Read More  What is Shortwave Diathermy? Why is it used?

Each line connecting neurons in the yellow diagram is a synapse or weight. If a weight has a large value, it means “this survey question has a large impact on the prediction of the network”. In other words, this survey question greatly contributes to correct guessing. If the weight is close to zero, it means that the feature/problem has little to do with making a correct guess.

### Back Propagation is the Main Tool for Achieving Gradual Descent

It is the method we use to calculate the degree (slope) of back propagation. This rating tells us how much we should re-prioritize each weight on the next try. Each point where the prediction ball stops on the dashed white line on its way down is a trial/replay of the neural network.

So what is an experiment? This is a very important question. It is an experiment in the learning process by trial and error. The first part of the experiment is the feed forward.
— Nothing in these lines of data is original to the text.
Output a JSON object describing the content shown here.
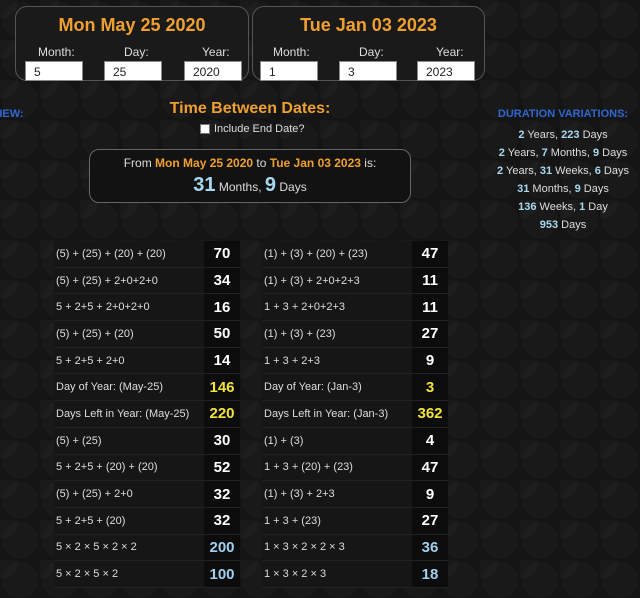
{
  "date1": {
    "title": "Mon May 25 2020",
    "month_label": "Month:",
    "day_label": "Day:",
    "year_label": "Year:",
    "month": "5",
    "day": "25",
    "year": "2020"
  },
  "date2": {
    "title": "Tue Jan 03 2023",
    "month_label": "Month:",
    "day_label": "Day:",
    "year_label": "Year:",
    "month": "1",
    "day": "3",
    "year": "2023"
  },
  "left_label": "VIEW:",
  "between": {
    "title": "Time Between Dates:",
    "include_end_label": "Include End Date?",
    "from_prefix": "From",
    "from_date": "Mon May 25 2020",
    "to_word": "to",
    "to_date": "Tue Jan 03 2023",
    "suffix": "is:",
    "months": "31",
    "months_label": "Months,",
    "days": "9",
    "days_label": "Days"
  },
  "duration": {
    "title": "DURATION VARIATIONS:",
    "lines": [
      {
        "parts": [
          "2",
          " Years, ",
          "223",
          " Days"
        ]
      },
      {
        "parts": [
          "2",
          " Years, ",
          "7",
          " Months, ",
          "9",
          " Days"
        ]
      },
      {
        "parts": [
          "2",
          " Years, ",
          "31",
          " Weeks, ",
          "6",
          " Days"
        ]
      },
      {
        "parts": [
          "31",
          " Months, ",
          "9",
          " Days"
        ]
      },
      {
        "parts": [
          "136",
          " Weeks, ",
          "1",
          " Day"
        ]
      },
      {
        "parts": [
          "953",
          " Days"
        ]
      }
    ]
  },
  "table1": [
    {
      "expr": "(5) + (25) + (20) + (20)",
      "val": "70",
      "color": "white"
    },
    {
      "expr": "(5) + (25) + 2+0+2+0",
      "val": "34",
      "color": "white"
    },
    {
      "expr": "5 + 2+5 + 2+0+2+0",
      "val": "16",
      "color": "white"
    },
    {
      "expr": "(5) + (25) + (20)",
      "val": "50",
      "color": "white"
    },
    {
      "expr": "5 + 2+5 + 2+0",
      "val": "14",
      "color": "white"
    },
    {
      "expr": "Day of Year: (May-25)",
      "val": "146",
      "color": "yellow"
    },
    {
      "expr": "Days Left in Year: (May-25)",
      "val": "220",
      "color": "yellow"
    },
    {
      "expr": "(5) + (25)",
      "val": "30",
      "color": "white"
    },
    {
      "expr": "5 + 2+5 + (20) + (20)",
      "val": "52",
      "color": "white"
    },
    {
      "expr": "(5) + (25) + 2+0",
      "val": "32",
      "color": "white"
    },
    {
      "expr": "5 + 2+5 + (20)",
      "val": "32",
      "color": "white"
    },
    {
      "expr": "5 × 2 × 5 × 2 × 2",
      "val": "200",
      "color": "blue"
    },
    {
      "expr": "5 × 2 × 5 × 2",
      "val": "100",
      "color": "blue"
    }
  ],
  "table2": [
    {
      "expr": "(1) + (3) + (20) + (23)",
      "val": "47",
      "color": "white"
    },
    {
      "expr": "(1) + (3) + 2+0+2+3",
      "val": "11",
      "color": "white"
    },
    {
      "expr": "1 + 3 + 2+0+2+3",
      "val": "11",
      "color": "white"
    },
    {
      "expr": "(1) + (3) + (23)",
      "val": "27",
      "color": "white"
    },
    {
      "expr": "1 + 3 + 2+3",
      "val": "9",
      "color": "white"
    },
    {
      "expr": "Day of Year: (Jan-3)",
      "val": "3",
      "color": "yellow"
    },
    {
      "expr": "Days Left in Year: (Jan-3)",
      "val": "362",
      "color": "yellow"
    },
    {
      "expr": "(1) + (3)",
      "val": "4",
      "color": "white"
    },
    {
      "expr": "1 + 3 + (20) + (23)",
      "val": "47",
      "color": "white"
    },
    {
      "expr": "(1) + (3) + 2+3",
      "val": "9",
      "color": "white"
    },
    {
      "expr": "1 + 3 + (23)",
      "val": "27",
      "color": "white"
    },
    {
      "expr": "1 × 3 × 2 × 2 × 3",
      "val": "36",
      "color": "blue"
    },
    {
      "expr": "1 × 3 × 2 × 3",
      "val": "18",
      "color": "blue"
    }
  ]
}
With forward feed, our prediction ball is placed in the starting position at the top of the dashed white line. It is then rolled across the surface of the red bowl from there to the bottom. At the bottom is the global minimum where the error is almost zero. Each dot in the white dashed line represents an update or adjustment to the network’s suggested combination of survey questions. A slightly better estimate can be made by changing the weights of the questions.

The downward path of the prediction ball across the curved red bowl surface is uneven. The ball can roll over some bumps, go down some valleys, change direction abruptly. To understand what it is, let’s first consider the Z coordinate that forms the perpendicular axis. The yellow arrow denoting the Z coordinate moves with the ball, just below the ball. There are many variations in the length of the yellow arrow. As the ball approaches the bottom of the bowl, the yellow arrow shortens and approaches zero. Here the difference between prediction and reality is almost zero. So our guesses are correct. When the yellow arrow equals zero, the X and Y axes should be just below the bowl, at the global minimum.

So far, we’ve tried to outline how a neural network trains itself with a simple survey of pet store customers. The next step is to open the hood and learn the codes that make it possible to learn the network by trial and error process. Being able to imagine in three dimensions what the neural network does can help us understand what is done with math and coding. If you don’t fully understand the concepts we’ve talked about so far, don’t worry. Deep learning is a complex subject and you shouldn’t expect to learn with one reading. Your understanding will improve as you understand more concepts and see different examples.